Light fixture covers. These may get cleaned when bulbs are changed, but with most commercial facilities using florescent or low-wattage bulbs that last for years, light covers are rarely cleaned and can get very dirty and dusty. With a little building movement, that dust is released, becomes airborne, and can negatively impact indoor air quality.
Vending machines. These machines are more than just overlooked; in many commercial facilities, vending machines never get cleaned. Some surveys indicate vending machines are the most germ-laden surfaces in a facility. Cleaning personnel often view cleaning vending machines as the job of the vendor supplying the machine, while the vendor views the task as the responsibility of the cleaning crew. Stop pointing the finger; starting this spring, make cleaning all the touch points on vending machines part of your regular tasks.

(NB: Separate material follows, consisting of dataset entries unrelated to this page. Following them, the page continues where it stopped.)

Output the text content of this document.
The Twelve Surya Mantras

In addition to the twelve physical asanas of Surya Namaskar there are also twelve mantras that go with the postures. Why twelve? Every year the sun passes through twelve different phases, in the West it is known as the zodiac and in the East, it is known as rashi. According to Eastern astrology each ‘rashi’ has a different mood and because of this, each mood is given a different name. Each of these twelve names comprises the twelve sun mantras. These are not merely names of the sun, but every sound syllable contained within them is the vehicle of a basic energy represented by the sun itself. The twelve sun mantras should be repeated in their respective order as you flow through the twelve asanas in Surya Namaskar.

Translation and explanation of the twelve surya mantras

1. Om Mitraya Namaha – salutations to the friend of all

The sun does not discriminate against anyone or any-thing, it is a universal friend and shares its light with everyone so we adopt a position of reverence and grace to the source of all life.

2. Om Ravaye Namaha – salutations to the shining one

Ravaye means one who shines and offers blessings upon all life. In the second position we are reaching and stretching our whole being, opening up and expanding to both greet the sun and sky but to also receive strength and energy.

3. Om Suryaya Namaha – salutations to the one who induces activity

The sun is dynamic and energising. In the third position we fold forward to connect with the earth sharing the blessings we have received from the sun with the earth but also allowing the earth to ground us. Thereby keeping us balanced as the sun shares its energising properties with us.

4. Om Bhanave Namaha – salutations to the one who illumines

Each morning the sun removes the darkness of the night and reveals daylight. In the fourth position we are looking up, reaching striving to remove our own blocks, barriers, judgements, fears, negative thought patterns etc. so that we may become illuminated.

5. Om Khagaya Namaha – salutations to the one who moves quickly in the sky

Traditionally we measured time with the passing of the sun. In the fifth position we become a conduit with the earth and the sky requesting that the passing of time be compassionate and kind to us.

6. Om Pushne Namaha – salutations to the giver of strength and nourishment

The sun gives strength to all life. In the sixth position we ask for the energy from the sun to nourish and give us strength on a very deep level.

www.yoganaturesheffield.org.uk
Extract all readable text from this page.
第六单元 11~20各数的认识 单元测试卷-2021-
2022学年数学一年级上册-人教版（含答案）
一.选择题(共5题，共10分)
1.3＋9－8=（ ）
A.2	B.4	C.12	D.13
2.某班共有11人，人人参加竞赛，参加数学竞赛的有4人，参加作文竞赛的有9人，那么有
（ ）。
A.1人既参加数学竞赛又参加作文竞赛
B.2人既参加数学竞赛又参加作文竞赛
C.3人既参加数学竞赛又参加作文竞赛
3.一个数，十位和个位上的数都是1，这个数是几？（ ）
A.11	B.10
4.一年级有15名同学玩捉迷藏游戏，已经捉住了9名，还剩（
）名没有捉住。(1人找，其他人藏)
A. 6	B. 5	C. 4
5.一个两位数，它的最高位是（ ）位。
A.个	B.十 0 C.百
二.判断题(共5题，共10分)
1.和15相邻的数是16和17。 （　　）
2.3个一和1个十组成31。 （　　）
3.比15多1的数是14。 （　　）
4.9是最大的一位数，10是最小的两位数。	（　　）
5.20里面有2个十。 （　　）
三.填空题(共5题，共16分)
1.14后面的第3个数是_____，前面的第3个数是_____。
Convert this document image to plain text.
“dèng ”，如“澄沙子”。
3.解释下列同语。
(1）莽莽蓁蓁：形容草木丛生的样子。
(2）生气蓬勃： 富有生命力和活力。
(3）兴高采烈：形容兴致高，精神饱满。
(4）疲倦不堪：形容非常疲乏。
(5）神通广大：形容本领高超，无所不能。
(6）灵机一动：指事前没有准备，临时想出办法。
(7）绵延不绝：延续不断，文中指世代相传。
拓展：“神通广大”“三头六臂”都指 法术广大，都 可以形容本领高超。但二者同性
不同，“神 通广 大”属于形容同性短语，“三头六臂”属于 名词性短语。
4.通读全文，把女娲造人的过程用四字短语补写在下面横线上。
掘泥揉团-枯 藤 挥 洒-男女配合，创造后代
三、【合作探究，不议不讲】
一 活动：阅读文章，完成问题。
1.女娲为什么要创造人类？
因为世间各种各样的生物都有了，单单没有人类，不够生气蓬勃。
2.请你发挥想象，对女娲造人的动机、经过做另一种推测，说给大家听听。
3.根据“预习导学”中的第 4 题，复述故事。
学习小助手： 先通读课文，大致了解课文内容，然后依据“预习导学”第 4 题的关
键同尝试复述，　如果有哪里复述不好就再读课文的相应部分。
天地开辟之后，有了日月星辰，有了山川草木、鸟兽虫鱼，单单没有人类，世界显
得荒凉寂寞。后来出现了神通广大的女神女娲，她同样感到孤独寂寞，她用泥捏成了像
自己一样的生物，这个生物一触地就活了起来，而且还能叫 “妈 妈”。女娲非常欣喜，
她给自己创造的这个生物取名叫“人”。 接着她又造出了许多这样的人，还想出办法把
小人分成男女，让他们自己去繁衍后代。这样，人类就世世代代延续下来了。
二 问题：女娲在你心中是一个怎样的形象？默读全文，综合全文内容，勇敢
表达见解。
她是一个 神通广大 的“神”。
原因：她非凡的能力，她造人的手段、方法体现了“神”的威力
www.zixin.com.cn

Carpet. Because winter weather can wreak havoc on carpet, most facilities delay cleaning carpet during the winter months. Then, due to costs and possible disruption, many facilities try to delay carpet cleaning a few months more. Spring is the perfect time to tackle carpet cleaning tasks.
Dumpsters and docks. These areas rarely get attention, making them perfect for spring cleaning. They should be thoroughly cleaned as temperatures rise, as they tend to attract more rodents and insects when the weather gets warmer. Using a microbial cleaning solution in combination with a handheld spray and foaming dispenser can dramatically improve cleaning and help eliminate odors at the source.
Other factors. Spring is a good time to evaluate the products used for cleaning. Often, cleaning workers will become comfortable using the same cleaning solutions and products without investigating new products and technologies on the market. To ensure your customer’s facility is cleaned as thoroughly as possible, look into new green and sustainable cleaning solutions that are safer to use, better for the environment, and proven effective.
Finally, another thing that may need a little shaking this time of year is the entire cleaning and maintenance program for a facility. Each year—and spring is a perfect time for it—cleaning contractors and their customers should meet to review the entire cleaning program in a facility. During this process, you can evaluate what is working, discover where attention is needed, and make changes as needed. Not only will this help keep the facility cleaner and healthier year round, but it allows contractors to work as active partners of the building operation, which is one of the best ways to develop customer loyalty.